While Dewan admits that a player's spring stats, for the most part, are "not predictive of regular season success," a study he performed a few years ago found that "extremely good spring training numbers often indicated that a breakout season was on the way. In the study, about two-thirds of hitters who had spring slugging percentages at least .200 higher than their career total went on to best their career average that season."
Who could follow in Bautista's footsteps in 2011? My guess is that nobody will come close to matching what he did last year. Nonetheless, if you're looking for a relative unknown to break out this year, you might consider the following ten candidates based on their spring training slugging percentages.
Note: Used with permission from John Dewan's Stat of the Week®, www.statoftheweek.com.
Patrick Sullivan covered Kila Ka'aihue for Baseball Analysts last month. Ka'aihue, who turns 27 on Tuesday, has hit .429 and gone yard five times this spring. He hit .319/.463/.598 in Triple-A last year prior to being called up to the Kansas City Royals. He struggled in August but finished strongly by hitting .274/.361/.548 with six HR in 84 AB in September. He is slated to alternate with Billy Butler at first base and DH this season.
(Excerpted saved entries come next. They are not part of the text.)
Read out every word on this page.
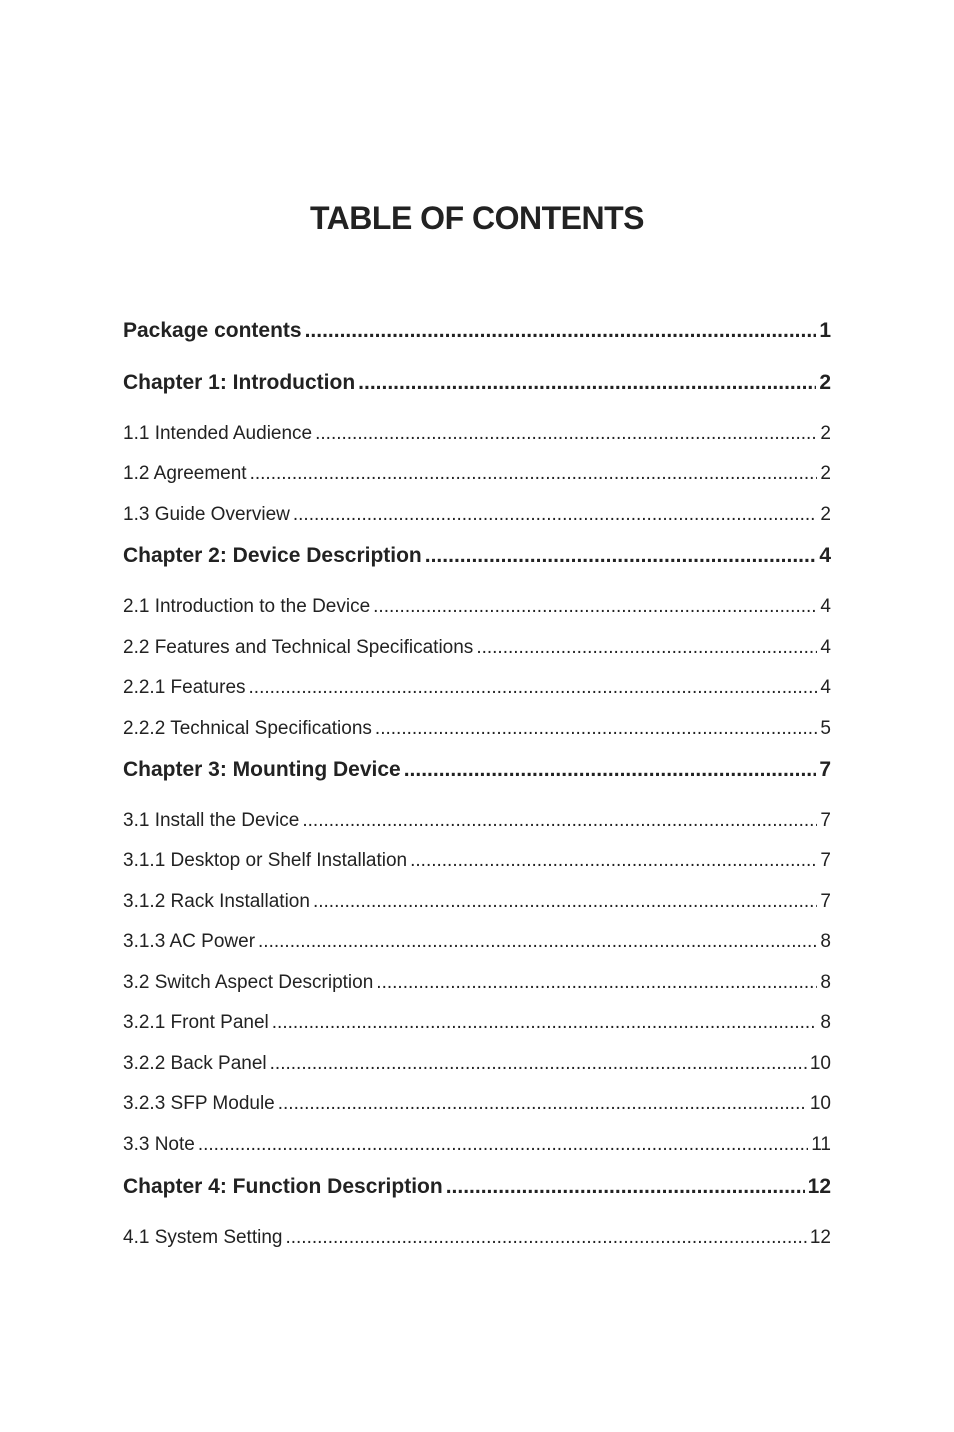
TABLE OF CONTENTS
Package contents .....	1
Chapter 1: Introduction .....	2
1.1 Intended Audience .....	2
1.2 Agreement .....	2
1.3 Guide Overview .....	2
Chapter 2: Device Description .....	4
2.1 Introduction to the Device .....	4
2.2 Features and Technical Specifications .....	4
2.2.1 Features .....	4
2.2.2 Technical Specifications .....	5
Chapter 3: Mounting Device .....	7
3.1 Install the Device .....	7
3.1.1 Desktop or Shelf Installation .....	7
3.1.2 Rack Installation .....	7
3.1.3 AC Power .....	8
3.2 Switch Aspect Description .....	8
3.2.1 Front Panel .....	8
3.2.2 Back Panel .....	10
3.2.3 SFP Module .....	10
3.3 Note .....	11
Chapter 4: Function Description .....	12
4.1 System Setting .....	12
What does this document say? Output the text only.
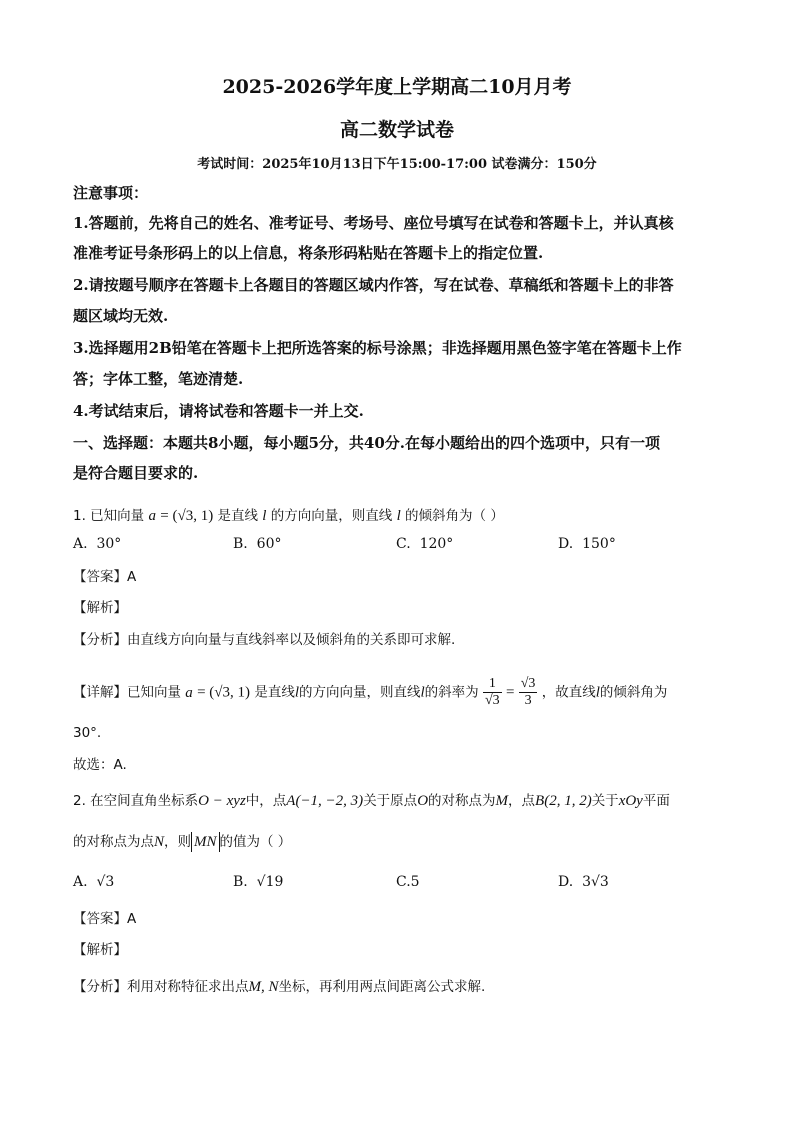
2025-2026学年度上学期高二10月月考
高二数学试卷
考试时间：2025年10月13日下午15:00-17:00 试卷满分：150分
注意事项：
1.答题前，先将自己的姓名、准考证号、考场号、座位号填写在试卷和答题卡上，并认真核
准准考证号条形码上的以上信息，将条形码粘贴在答题卡上的指定位置.
2.请按题号顺序在答题卡上各题目的答题区域内作答，写在试卷、草稿纸和答题卡上的非答
题区域均无效.
3.选择题用2B铅笔在答题卡上把所选答案的标号涂黑；非选择题用黑色签字笔在答题卡上作
答；字体工整，笔迹清楚.
4.考试结束后，请将试卷和答题卡一并上交.
一、选择题：本题共8小题，每小题5分，共40分.在每小题给出的四个选项中，只有一项
是符合题目要求的.
1. 已知向量 a = (√3, 1) 是直线 l 的方向向量，则直线 l 的倾斜角为（ ）
A. 30°	B. 60°	C. 120°	D. 150°
【答案】A
【解析】
【分析】由直线方向向量与直线斜率以及倾斜角的关系即可求解.
【详解】已知向量 a = (√3, 1) 是直线l的方向向量，则直线l的斜率为 $\frac{1}{√3} = \frac{√3}{3}$ ，故直线l的倾斜角为
30°.
故选：A.
2. 在空间直角坐标系O − xyz中，点A(−1, −2, 3)关于原点O的对称点为M，点B(2, 1, 2)关于xOy平面
的对称点为点N，则 MN 的值为（ ）
A. √3	B. √19	C.5	D. 3√3
【答案】A
【解析】
【分析】利用对称特征求出点M, N坐标，再利用两点间距离公式求解.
Center fielders Coco Crisp, Rajai Davis, and Carlos Gomez, and shortstop Alcides Escobar are more known for their speed and defense than their slugging. However, it should be pointed out that Crisp hit 15 HR in 2004 and 16 in 2005 when he was an up and coming star for the Cleveland Indians. After four disappointing seasons in which Crisp managed to hit just 24 HR, the switch hitter found his power stroke again last year when he produced eight four baggers in 75 games for the Oakland A's.
Chris Davis, Travis Buck, George Kottaras, and Melky Cabrera have all been highly regarded prospects at one time or another. Davis slugged a combined 38 homers in 736 plate appearances as a 22-year-old rookie and 23-year-old sophomore in 2008 and 2009. The lefthanded power hitter slumped badly for the Texas Rangers at the outset of the 2010 season and was sent to Oklahoma City (Triple-A) where he generated a line of .327/.383/.520 with 31 doubles and 14 home runs in fewer than 400 AB.
Buck was selected by the A's with the 36th overall pick in the 2005 draft and proceeded to hit .288/.377/.474 during his rookie season in 2007. However, the 27-year-old outfielder never came close to duplicating those results in 2008-2010 and was non-tendered last December. He signed a minor-league deal with the Indians with an invitation to spring training and has made the most of it by hitting .420/.453/.760 with five doubles and four home runs in 50 at-bats.
Kottaras has bounced around from the San Diego Padres organization (2003-2006) to the Boston Red Sox (2006-2009) to the Milwaukee Brewers (2010). He received more playing time than ever last year and cranked nine homers in 250 plate appearances. Kottaras and Wil Nieves are in a battle to serve as catcher Jonathan Lucroy's primary backup.
While it seems as if Cabrera has been around forever, he is only 26 years old despite amassing more than 2,600 plate appearances over the past five seasons. He reportedly dropped 15 pounds during the offseason and the six-footer is now down to 200. The slim and trim center fielder has raked to the tune of .490 with five doubles and two home runs in 51 at-bats this spring.